Troutswirl did it again. Made me think, that is. (And laugh.)
Is Haiku Poetry? A Quiz appears to have stymied most readers — there are way fewer commenters than usual.
Okay, I admit it. I am also a non-responder. (Don’t you think I write enough already?) But one or two of you guys go say something about it. I know you know a thing or two about haiku by now.
(Don’t panic — you won’t be graded, you can answer as many or as few questions as you want, and most of them don’t have right or wrong answers.)
8 thoughts on “Is Haiku Poetry?”
Here is one of the good questions:
What’s a Basho?
Well, some are kigo, like the sumo tournament (basho)
and some plants
and then one human
I remember someone asking
“Who is Matsuyama?”
I loved your comment on that on troutswirl, Gabi. Very funny.
Thanks so much for visiting here, I have admired your work for a long time. The World Kigo Database is an amazing venture. One of these days I’ll get around to writing the post on kigo I’ve been planning for a long time and your thoughts on the subject will certainly be featured prominently.

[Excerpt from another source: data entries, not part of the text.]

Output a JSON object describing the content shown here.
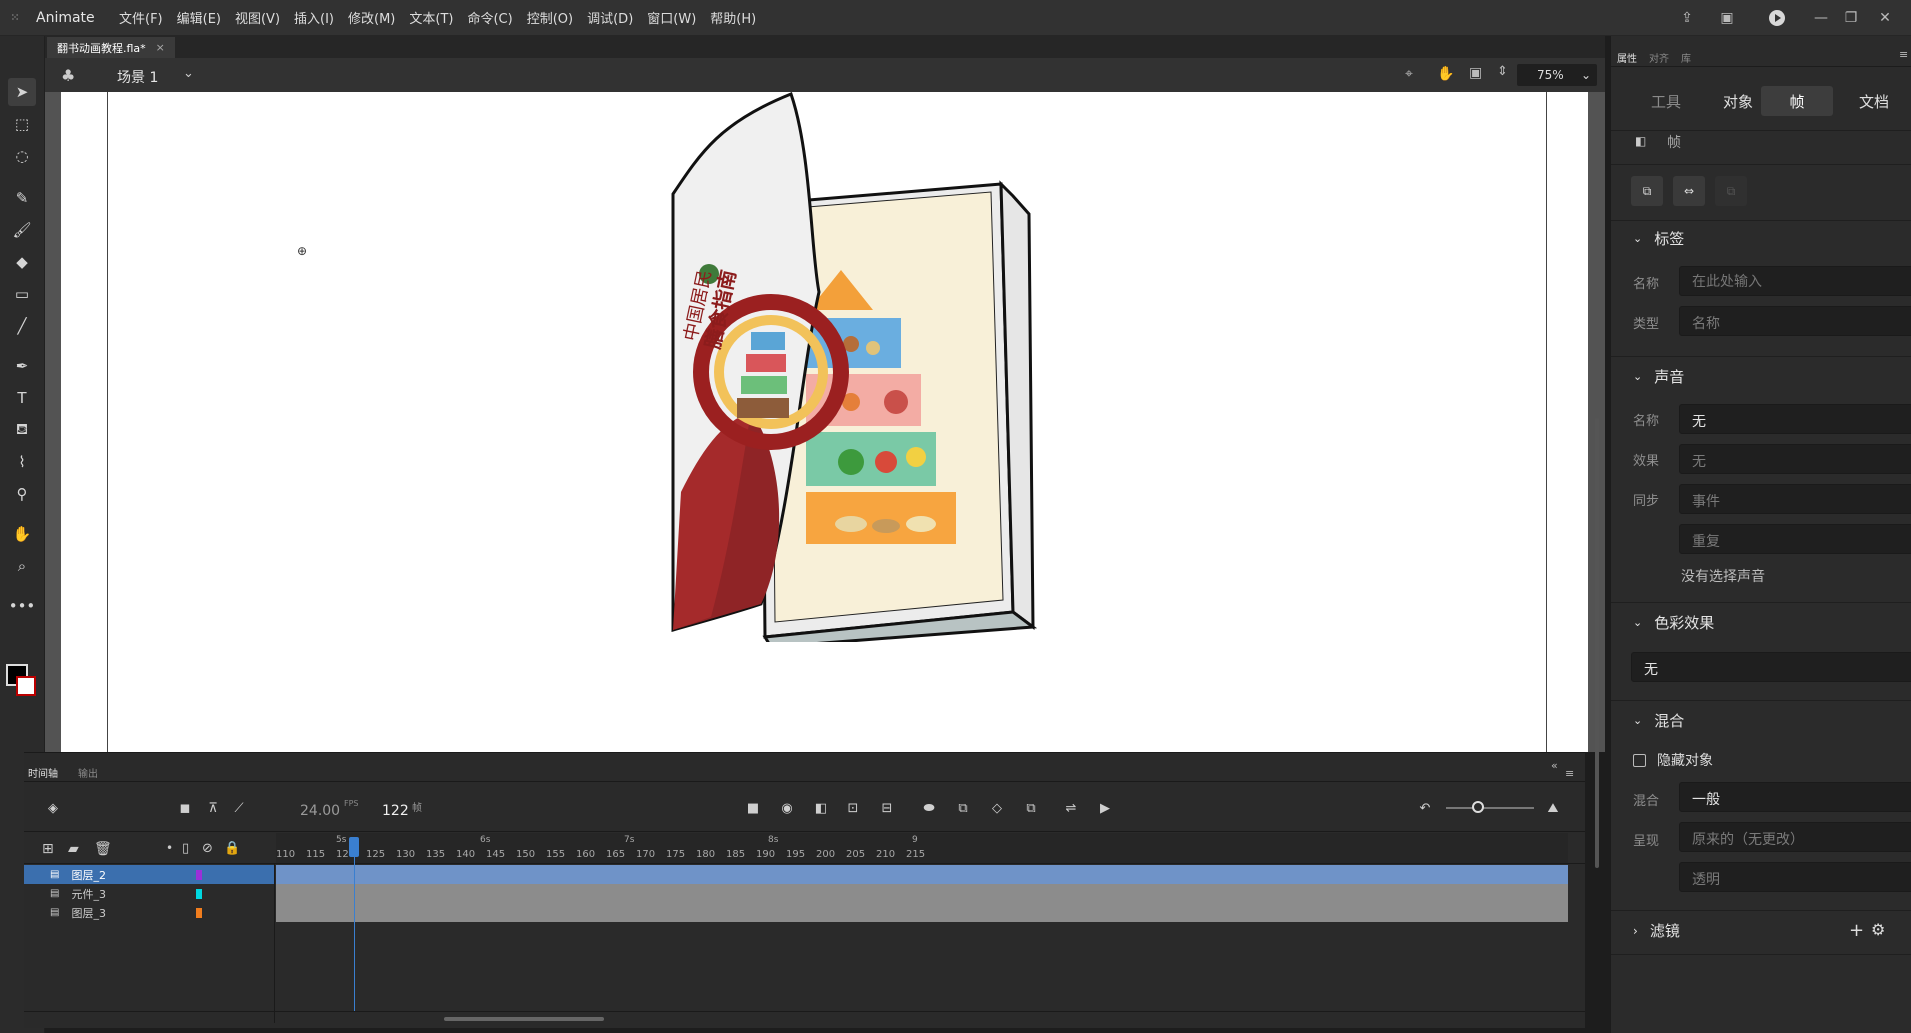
{
  "app": {
    "name": "Animate"
  },
  "menu": [
    "文件(F)",
    "编辑(E)",
    "视图(V)",
    "插入(I)",
    "修改(M)",
    "文本(T)",
    "命令(C)",
    "控制(O)",
    "调试(D)",
    "窗口(W)",
    "帮助(H)"
  ],
  "document": {
    "tab_title": "翻书动画教程.fla*",
    "tab_close": "×"
  },
  "scene": {
    "name": "场景 1",
    "zoom": "75%"
  },
  "book": {
    "cover_line1": "中国居民",
    "cover_line2": "膳食指南"
  },
  "timeline": {
    "tabs": [
      "时间轴",
      "输出"
    ],
    "fps": "24.00",
    "fps_unit": "FPS",
    "frame": "122",
    "frame_unit": "帧",
    "seconds_marks": [
      "5s",
      "6s",
      "7s",
      "8s",
      "9"
    ],
    "frame_ticks": [
      "110",
      "115",
      "120",
      "125",
      "130",
      "135",
      "140",
      "145",
      "150",
      "155",
      "160",
      "165",
      "170",
      "175",
      "180",
      "185",
      "190",
      "195",
      "200",
      "205",
      "210",
      "215"
    ],
    "playhead_frame": 122,
    "layers": [
      {
        "name": "图层_2",
        "color": "#9b30d9",
        "selected": true
      },
      {
        "name": "元件_3",
        "color": "#00d7e0",
        "selected": false
      },
      {
        "name": "图层_3",
        "color": "#f07d1e",
        "selected": false
      }
    ]
  },
  "properties": {
    "panel_tabs": [
      "属性",
      "对齐",
      "库"
    ],
    "tabs": [
      "工具",
      "对象",
      "帧",
      "文档"
    ],
    "active_tab": "帧",
    "frame_label": "帧",
    "label_section": {
      "title": "标签",
      "name_label": "名称",
      "name_placeholder": "在此处输入",
      "type_label": "类型",
      "type_value": "名称"
    },
    "sound_section": {
      "title": "声音",
      "name_label": "名称",
      "name_value": "无",
      "effect_label": "效果",
      "effect_value": "无",
      "sync_label": "同步",
      "sync_value": "事件",
      "repeat_value": "重复",
      "no_sound": "没有选择声音"
    },
    "color_section": {
      "title": "色彩效果",
      "value": "无"
    },
    "blend_section": {
      "title": "混合",
      "hide_objects": "隐藏对象",
      "blend_label": "混合",
      "blend_value": "一般",
      "render_label": "呈现",
      "render_value": "原来的（无更改）",
      "transparent_value": "透明"
    },
    "filter_section": {
      "title": "滤镜"
    }
  }
}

Yeah, I didn’t respond either, though I really enjoyed reading it. I think that I’d have to say that haiku is poetry, yeah, it is.
I agree, Ash. Though I think the intellectual exercise of trying to decide why is interesting …
I tried it myself by asking a question: Ok, what is haiku not?
If it’s not prose, it’s not a speech, it’s not a letter, it’s not an essay, it’s not a report, it’s not a cook book or a manual, it’s not a joke….it’s got to be a poem.
I love your logic, Ash! Poetry as a diagnosis of exclusion.
Because it responds to many writing rules, I would say it is poetry. That is the form and how it is written, according to the Japenese traditions of poetry feelings and expression.
However, it is rarely Parnassian poetry such as many people consider poetry is (the young girl and its small lambs, for instance). It has a third line that conludes the content and that is more in relation with subtility, spiritual work.
So, to oppose Ashley, I argue that it can be an essay, a letter, a piece of news because it speaks of something, and that something concludes some inherent content!
Because of the kigo, it develops a theme around a season, and there, a whole seasonal scene is developped and comes to a conclusion. Then, I see this as poetry in its role of sharing, of bringing matter to the others. So, why not a report, why not a mathematical experience?
Thanks for your thoughts, Claire. I’m glad to hear from a new voice!
I too would agree that haiku can fulfill many roles … but I do think it is also poetry nonetheless. Other poetry also aims to share experience with the reader, and can be seen in the light of “an essay, a letter, a piece of news” (lovely way to think of poetry, by the way) — I don’t think haiku is unique in this.